Looking beyond just the US’s foreign policy is key to understanding its actions. Over the next few months, the teaching programs at several Costa Rican institutions will focus on the following:

  • An analysis of succession of power within institutional structures.
  • The role of political parties (polarization).
  • The influence of changing demographics.
  • The geographic expression of social change.
  • The effect of the democratic process in the formulation and implementation of the US’s foreign policy towards Latin American in particular.

The University of Costa Rica, through its School of Political Science, and the Centro de Investigación y Estudios Políticos (CIEP), has joined forces with the Tribunal Supremo de Elecciones y su Instituto de Formación y Estudios en Democracia (IFED), as well as with the University of Tulane, through its Center for Inter-American Policy and Research (CIPR), for a series of outreach activities during the second half of 2016. These activities will utilize the resources at these educational and research institutions to promote a better understanding of the electoral process in the US.

The results of this upcoming election will have repercussions for the world, particularly in Latin American and Costa Rica. A broader, deeper understanding of the current situation will be useful for both universities and public policy decision-makers.

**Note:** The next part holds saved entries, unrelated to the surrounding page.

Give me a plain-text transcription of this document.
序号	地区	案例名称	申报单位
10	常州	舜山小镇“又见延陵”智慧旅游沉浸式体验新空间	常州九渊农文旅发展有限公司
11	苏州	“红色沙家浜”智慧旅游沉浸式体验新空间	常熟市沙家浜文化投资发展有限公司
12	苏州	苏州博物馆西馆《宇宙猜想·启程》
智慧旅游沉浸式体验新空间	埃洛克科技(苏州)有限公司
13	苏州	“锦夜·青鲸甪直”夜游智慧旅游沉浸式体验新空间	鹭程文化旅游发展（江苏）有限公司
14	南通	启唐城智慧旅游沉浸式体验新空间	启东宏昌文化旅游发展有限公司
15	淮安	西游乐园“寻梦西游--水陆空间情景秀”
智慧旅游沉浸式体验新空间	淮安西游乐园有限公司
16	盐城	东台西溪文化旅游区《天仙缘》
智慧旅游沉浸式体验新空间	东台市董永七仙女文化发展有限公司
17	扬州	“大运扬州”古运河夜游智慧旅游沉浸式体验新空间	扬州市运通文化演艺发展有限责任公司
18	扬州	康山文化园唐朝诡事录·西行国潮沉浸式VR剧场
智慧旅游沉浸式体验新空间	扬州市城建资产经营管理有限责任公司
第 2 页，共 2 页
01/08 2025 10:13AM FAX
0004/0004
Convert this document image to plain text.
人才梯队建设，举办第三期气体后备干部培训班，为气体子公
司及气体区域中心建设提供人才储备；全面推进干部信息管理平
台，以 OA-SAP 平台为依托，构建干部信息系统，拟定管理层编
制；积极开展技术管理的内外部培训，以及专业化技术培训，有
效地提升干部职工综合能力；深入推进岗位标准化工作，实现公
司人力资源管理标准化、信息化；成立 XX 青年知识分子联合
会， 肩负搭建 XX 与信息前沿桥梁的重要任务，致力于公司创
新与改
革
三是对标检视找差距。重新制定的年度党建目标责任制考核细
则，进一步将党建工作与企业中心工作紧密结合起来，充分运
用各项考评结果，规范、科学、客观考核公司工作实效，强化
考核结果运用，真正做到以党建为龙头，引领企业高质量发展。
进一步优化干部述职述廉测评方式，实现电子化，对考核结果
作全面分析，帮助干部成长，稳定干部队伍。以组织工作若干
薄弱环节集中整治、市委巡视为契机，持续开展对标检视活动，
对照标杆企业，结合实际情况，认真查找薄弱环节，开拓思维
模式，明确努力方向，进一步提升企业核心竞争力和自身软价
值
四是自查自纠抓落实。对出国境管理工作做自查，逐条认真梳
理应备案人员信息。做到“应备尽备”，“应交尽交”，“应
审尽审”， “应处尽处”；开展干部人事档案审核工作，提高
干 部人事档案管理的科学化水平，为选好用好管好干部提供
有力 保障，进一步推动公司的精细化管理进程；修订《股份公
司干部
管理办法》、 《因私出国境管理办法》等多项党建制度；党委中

Participating institutions are confident that a proper analysis of this political process will lead to improved understanding and cooperation between the two nations.

Schedule of Activities

August

  • Thursday, 8/18: Talk on the United States’ electoral system by Diego Brenes, IFED.

September
  • Thursday, 9/1: Discussion on demographics and electoral geography in the US with Constantino Urcuyo and Jesús Guzmán.
  • Thursday, 9/22: Talk on Politics and Elections: Celeste Lay, Phd. Tulane University.

October
  • Thursday, 10/13: Discussion on elections and external politics: Carlos Murillo, Phd. in government and public policy.
  • Thursday, 10/27: Talk by Jenny Lincoln Fullbright from the US Embassy.

November
  • Monday, 11/10: Round table. Analysis of election results with Constantino Urcuyo, Felipe Alpízar, Nuria Marín, and Fernando Zeledón as moderator.